Wo man hinschaut, gut situierte Mädchen, die davon träumen mit dem eigenen Modeblog groß rauszukommen und irgendwann wie die berühmten Vorbilder bei den Schauen in Paris und Mailand in der ersten Reihe zu sitzen. Und man braucht kein Experte zu sein, um verstehen, dass es einen adäquaten finanziellen Rahmen braucht, für’s Hobby rund um Louis-Vuitton-Bags, It- Peaces, Digitalkamera und Laptop – ein Elternhaus, dass es sich leisten kann, den Nachwuchs zu unterstützen.

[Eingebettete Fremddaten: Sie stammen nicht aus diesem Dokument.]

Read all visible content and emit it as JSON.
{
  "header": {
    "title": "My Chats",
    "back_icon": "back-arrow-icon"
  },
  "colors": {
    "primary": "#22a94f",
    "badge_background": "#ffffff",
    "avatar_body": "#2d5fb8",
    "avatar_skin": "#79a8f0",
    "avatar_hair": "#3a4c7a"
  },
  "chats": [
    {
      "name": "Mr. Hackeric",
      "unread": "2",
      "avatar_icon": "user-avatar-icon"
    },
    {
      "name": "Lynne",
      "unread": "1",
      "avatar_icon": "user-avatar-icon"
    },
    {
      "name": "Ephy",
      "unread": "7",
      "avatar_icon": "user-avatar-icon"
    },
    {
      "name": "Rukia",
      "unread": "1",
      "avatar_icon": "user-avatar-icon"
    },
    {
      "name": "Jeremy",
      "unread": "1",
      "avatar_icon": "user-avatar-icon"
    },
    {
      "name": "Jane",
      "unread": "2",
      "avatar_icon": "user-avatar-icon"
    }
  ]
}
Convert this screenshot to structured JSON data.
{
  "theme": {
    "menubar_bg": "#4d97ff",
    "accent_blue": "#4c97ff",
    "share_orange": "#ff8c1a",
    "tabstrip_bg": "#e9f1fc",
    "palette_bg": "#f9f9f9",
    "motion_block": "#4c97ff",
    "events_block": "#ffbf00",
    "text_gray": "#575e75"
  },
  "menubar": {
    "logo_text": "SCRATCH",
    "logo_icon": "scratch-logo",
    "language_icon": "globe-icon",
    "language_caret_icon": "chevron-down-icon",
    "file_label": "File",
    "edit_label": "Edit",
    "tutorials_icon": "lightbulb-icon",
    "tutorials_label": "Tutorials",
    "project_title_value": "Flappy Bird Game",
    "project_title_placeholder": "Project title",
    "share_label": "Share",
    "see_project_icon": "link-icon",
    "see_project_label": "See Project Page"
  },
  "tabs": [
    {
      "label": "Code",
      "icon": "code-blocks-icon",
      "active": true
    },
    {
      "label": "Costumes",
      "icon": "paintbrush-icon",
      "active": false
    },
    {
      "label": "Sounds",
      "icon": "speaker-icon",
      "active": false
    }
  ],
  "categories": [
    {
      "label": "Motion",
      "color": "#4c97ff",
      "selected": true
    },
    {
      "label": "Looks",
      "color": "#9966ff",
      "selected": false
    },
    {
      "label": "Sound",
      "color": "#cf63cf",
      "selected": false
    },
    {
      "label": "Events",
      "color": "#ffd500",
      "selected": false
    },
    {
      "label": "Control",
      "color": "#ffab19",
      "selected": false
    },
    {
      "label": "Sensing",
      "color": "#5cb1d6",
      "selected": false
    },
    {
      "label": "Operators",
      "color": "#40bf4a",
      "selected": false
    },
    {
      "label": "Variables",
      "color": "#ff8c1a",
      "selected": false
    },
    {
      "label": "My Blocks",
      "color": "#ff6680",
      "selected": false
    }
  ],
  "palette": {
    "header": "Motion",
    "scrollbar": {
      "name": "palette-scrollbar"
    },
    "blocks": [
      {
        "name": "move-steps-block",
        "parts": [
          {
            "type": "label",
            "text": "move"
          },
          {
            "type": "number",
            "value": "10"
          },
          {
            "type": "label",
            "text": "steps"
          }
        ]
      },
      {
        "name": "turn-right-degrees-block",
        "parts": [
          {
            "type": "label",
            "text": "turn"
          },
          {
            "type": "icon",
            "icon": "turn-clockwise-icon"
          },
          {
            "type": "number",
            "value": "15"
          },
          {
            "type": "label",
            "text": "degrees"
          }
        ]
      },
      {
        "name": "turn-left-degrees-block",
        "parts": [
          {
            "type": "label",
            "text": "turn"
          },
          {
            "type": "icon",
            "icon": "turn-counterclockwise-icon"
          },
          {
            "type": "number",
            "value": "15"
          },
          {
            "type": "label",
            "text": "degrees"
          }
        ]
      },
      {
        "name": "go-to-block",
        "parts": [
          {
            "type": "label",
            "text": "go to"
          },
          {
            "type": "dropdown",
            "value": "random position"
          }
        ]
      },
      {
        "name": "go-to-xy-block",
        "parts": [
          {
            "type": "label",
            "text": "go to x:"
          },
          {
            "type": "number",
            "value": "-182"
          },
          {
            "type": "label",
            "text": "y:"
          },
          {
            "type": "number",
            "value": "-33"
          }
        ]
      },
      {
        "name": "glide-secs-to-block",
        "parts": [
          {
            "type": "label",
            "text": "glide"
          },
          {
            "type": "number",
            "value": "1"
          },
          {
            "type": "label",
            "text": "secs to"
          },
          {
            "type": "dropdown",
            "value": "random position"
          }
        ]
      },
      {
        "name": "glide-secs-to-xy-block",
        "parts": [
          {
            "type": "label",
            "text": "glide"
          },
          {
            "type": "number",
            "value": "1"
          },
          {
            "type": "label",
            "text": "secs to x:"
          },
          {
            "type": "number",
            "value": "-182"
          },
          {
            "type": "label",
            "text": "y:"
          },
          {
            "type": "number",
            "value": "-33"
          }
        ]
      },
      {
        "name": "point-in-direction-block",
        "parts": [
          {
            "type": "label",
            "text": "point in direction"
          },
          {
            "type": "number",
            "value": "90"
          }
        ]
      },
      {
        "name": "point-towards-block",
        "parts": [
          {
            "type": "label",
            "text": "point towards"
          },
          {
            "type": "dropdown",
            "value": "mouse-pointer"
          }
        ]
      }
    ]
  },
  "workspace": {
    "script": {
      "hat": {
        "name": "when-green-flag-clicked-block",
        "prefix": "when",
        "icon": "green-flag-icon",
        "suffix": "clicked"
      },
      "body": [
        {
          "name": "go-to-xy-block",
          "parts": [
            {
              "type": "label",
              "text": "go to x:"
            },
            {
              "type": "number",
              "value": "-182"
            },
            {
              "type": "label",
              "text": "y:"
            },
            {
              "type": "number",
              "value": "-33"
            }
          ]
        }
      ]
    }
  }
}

Fashionblogging ist ein Oberschichtenphänomen. Das sieht man schon am vorgeführten Kleidungsstil: schick, angepasst, krawallfrei und bieder, stellvertretend für einen Teil der Gesellschaft, der am ehesten in sauberen Jugendzimmern westdeutscher Reihenendhäuser zu finden ist – aber vielleicht befinde ich mich auch nur auf der falschen Veranstaltung und meine Urteilsvermögen wird vom Stimmungstief „Erna“ überschattet. Es gibt ja die Ausnahmen, die kreativen und mutigen, wahrscheinlich nicht mal wenige – aber brauchen nicht alle die finanziellen Voraussetzungen? Zeigt mir doch mal Blogs von Fashionistas aus Berlin-Hohenschönhausen oder Duisburg- Marxloh, deren Eltern pleite, ungebildet und meinetwegen Säufer sind. Nicht das mich Modeblogs interessieren würden, aber ähnliche Chancen für ähnliche Träume Heranwachsender in Deutschland, das könnte meine Stimmung doch ganz erheblich nach vorne bringen – selbst in einer Jogginghose am Jogginghosentag.